Tuesday, March 20, 2018

the last book I ever read (Off to the Side: A Memoir by Jim Harrison, excerpt two)

from Off to the Side: A Memoir by Jim Harrison:

A poor farmer didn’t really want five daughters but that’s what John and Hulda got. It was sad for the daughters who felt his disappointment. They worked like men but that likely wasn’t enough in his autocratic mind. The only son died as an infant during the flu epidemic around World War I. This flu epidemic was unimaginable in that it killed millions, the majority of them children and the aged. On one of my frequent visits to Nebraska to research Dalva and The Road Home my friend Ted Kooser, a Nebraska poet, took me to a country graveyard that was beautifully overgrown with lilacs and roses and wildflowers in a grove of pines. One family lost six children within a month, all of the children they had.
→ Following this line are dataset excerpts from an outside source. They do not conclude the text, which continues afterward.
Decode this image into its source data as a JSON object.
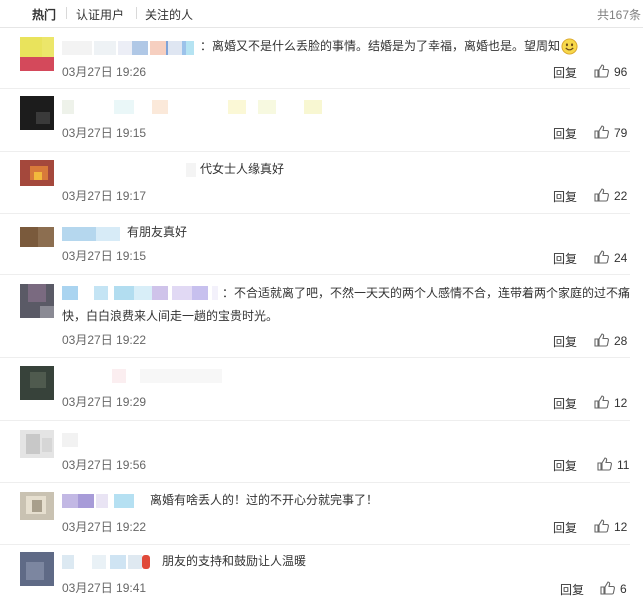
{
  "tabs": {
    "hot": "热门",
    "verified": "认证用户",
    "following": "关注的人"
  },
  "total": "共167条",
  "reply_label": "回复",
  "comments": [
    {
      "text": "：离婚又不是什么丢脸的事情。结婚是为了幸福，离婚也是。望周知",
      "time": "03月27日 19:26",
      "likes": "96"
    },
    {
      "text": "",
      "time": "03月27日 19:15",
      "likes": "79"
    },
    {
      "text": "代女士人缘真好",
      "time": "03月27日 19:17",
      "likes": "22"
    },
    {
      "text": "有朋友真好",
      "time": "03月27日 19:15",
      "likes": "24"
    },
    {
      "text_line1": "：不合适就离了吧，不然一天天的两个人感情不合，连带着两个家庭的过不痛",
      "text_line2": "快，白白浪费来人间走一趟的宝贵时光。",
      "time": "03月27日 19:22",
      "likes": "28"
    },
    {
      "text": "",
      "time": "03月27日 19:29",
      "likes": "12"
    },
    {
      "text": "",
      "time": "03月27日 19:56",
      "likes": "11"
    },
    {
      "text": "离婚有啥丢人的！过的不开心分就完事了！",
      "time": "03月27日 19:22",
      "likes": "12"
    },
    {
      "text": "朋友的支持和鼓励让人温暖",
      "time": "03月27日 19:41",
      "likes": "6"
    }
  ],
  "icons": {
    "like": "thumbs-up-icon",
    "emoji": "smiley-icon"
  },
  "colors": {
    "text": "#333333",
    "muted": "#808080",
    "divider": "#eeeeee",
    "like_icon": "#666666"
  }
}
What was left for the parents? Not much, I’d guess. Forty years later I can still hear the voices of my father and sister, Judith, who died together in an auto accident when I was twenty-five. I’m sure the parents of the six at night while looking up at the moon and stars could hear the voices, or in the morning so many empty chairs must have driven them quite mad. Kooser told me that in the middle of this extended plague people took to burying their dead in the night. A night funeral does seem more appropriate when you are dealing with small caskets.